Esses avanços favorecem a criação de empregos de qualidade e a emergência de “regras do jogo comuns para os trabalhadores”,4 como promete o representante do comércio norte-americano encarregado de negociar o acordo, Robert Lighthizer? “Ainda há muitas perguntas à espera de respostas, antes que possamos formar uma opinião”, diz o presidente da American Federation of Labor – Congress of Industrial Organizations (AFL-CIO), Richard Trumka.5 “O ponto-chave do acordo, que ainda não foi discutido, é este: como colocá-lo em prática?”, explica Dan Mauer, do sindicato Communications Workers of America.
Entre os vencidos, podemos incluir desde já os pequenos agricultores dos três países. Os grandes produtores de leite norte-americanos obtiveram uma vitória relativa ao ganhar um acesso melhor ao mercado canadense. O Canadá dispõe de um sistema de gestão da oferta de leite que visa manter preços dignos para os produtores, limitando a importação. O acordo preserva esse sistema, mas permite aumentar as importações. A indústria leiteira canadense falou de uma “morte por laceração”.6 O texto eterniza também o acesso dos gigantes do Meio-Oeste (como Cargill e Archer Daniels Midland) ao mercado mexicano, sem prejudicar com isso as empresas familiares norte-americanas. O Instituto para a Política Agrícola e Comercial lembrou que os pequenos produtores “reclamam há décadas outro tipo de acordo comercial. Queremos regras que amparem sistemas sólidos, duradouros e justos, tanto quanto as economias rurais. A nova versão não permitirá atingir esses objetivos”.7
Nota-se a mesma preocupação entre os pequenos agricultores mexicanos, os maiores prejudicados pelo Nafta, que afogou seu país sob as importações norte-americanas. A coalizão Plan de Ayala, defensora da agricultura familiar, lamenta a ausência de regras para a circulação dos gêneros estratégicos, o frágil enquadramento da propriedade intelectual das práticas tradicionais e a promoção de organismos geneticamente modificados. Ernesto Ladron, porta-voz da coalizão, explica: “O texto procura favorecer sobretudo os grandes produtores norte-americanos. Nosso objetivo é a autossuficiência alimentar, mas esse acordo nos leva na direção oposta”.
Outro ponto em que se observa um retrocesso: o direito a medicamentos baratos. Os Estados Unidos conseguiram reter por mais dez anos as patentes das moléculas biológicas, com a possibilidade de modificar e renovar as que estiverem ameaçadas de expiração. Os acionistas das sociedades farmacêuticas norte-americanas já podem se preparar para encher ainda mais os bolsos.
Sem nenhuma surpresa, o USMCA ignora boa parte dos aspectos que os progressistas gostariam de alterar. Para ser viável, a integração da área pressupõe que se leve em conta a mudança climática, as desigualdades, o extrativismo, os paraísos fiscais, a especulação financeira… A expressão “mudança climática” nem sequer figura no novo texto, à semelhança de “imigração”, ao passo que os esforços para facilitar a mobilidade do capital entravando a das pessoas conduzem a um fluxo que a criminalização não logrará conter. Essa oportunidade perdida significa que o círculo vicioso continuará.

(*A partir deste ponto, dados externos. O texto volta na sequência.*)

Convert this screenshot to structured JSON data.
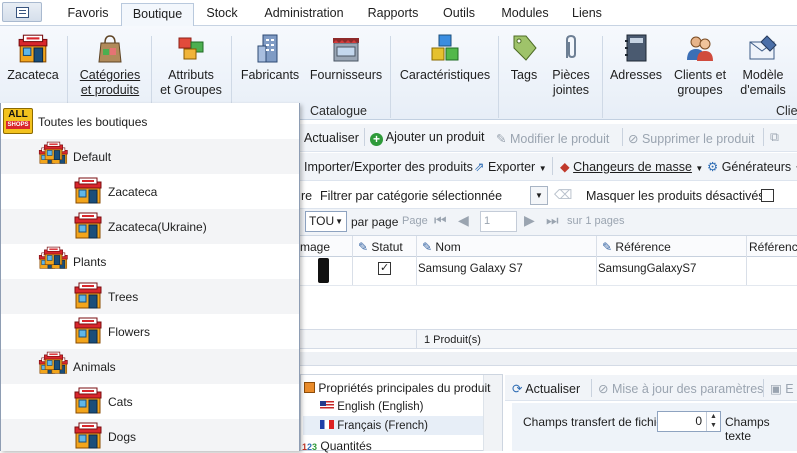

O acordo finalmente concluído não suprime nem mesmo as barreiras alfandegárias norte-americanas contra o aço e o alumínio do Canadá e do México. Isso sugere que a integração concebida por Washington traduz um cuidado maior por suas trocas do que pelo “livre”-comércio. As vitórias de Pirro do México e de Ottawa não modificam a relação de forças entre os parceiros…
*Laura Carlsen é diretora do Center for International Policy (CIP).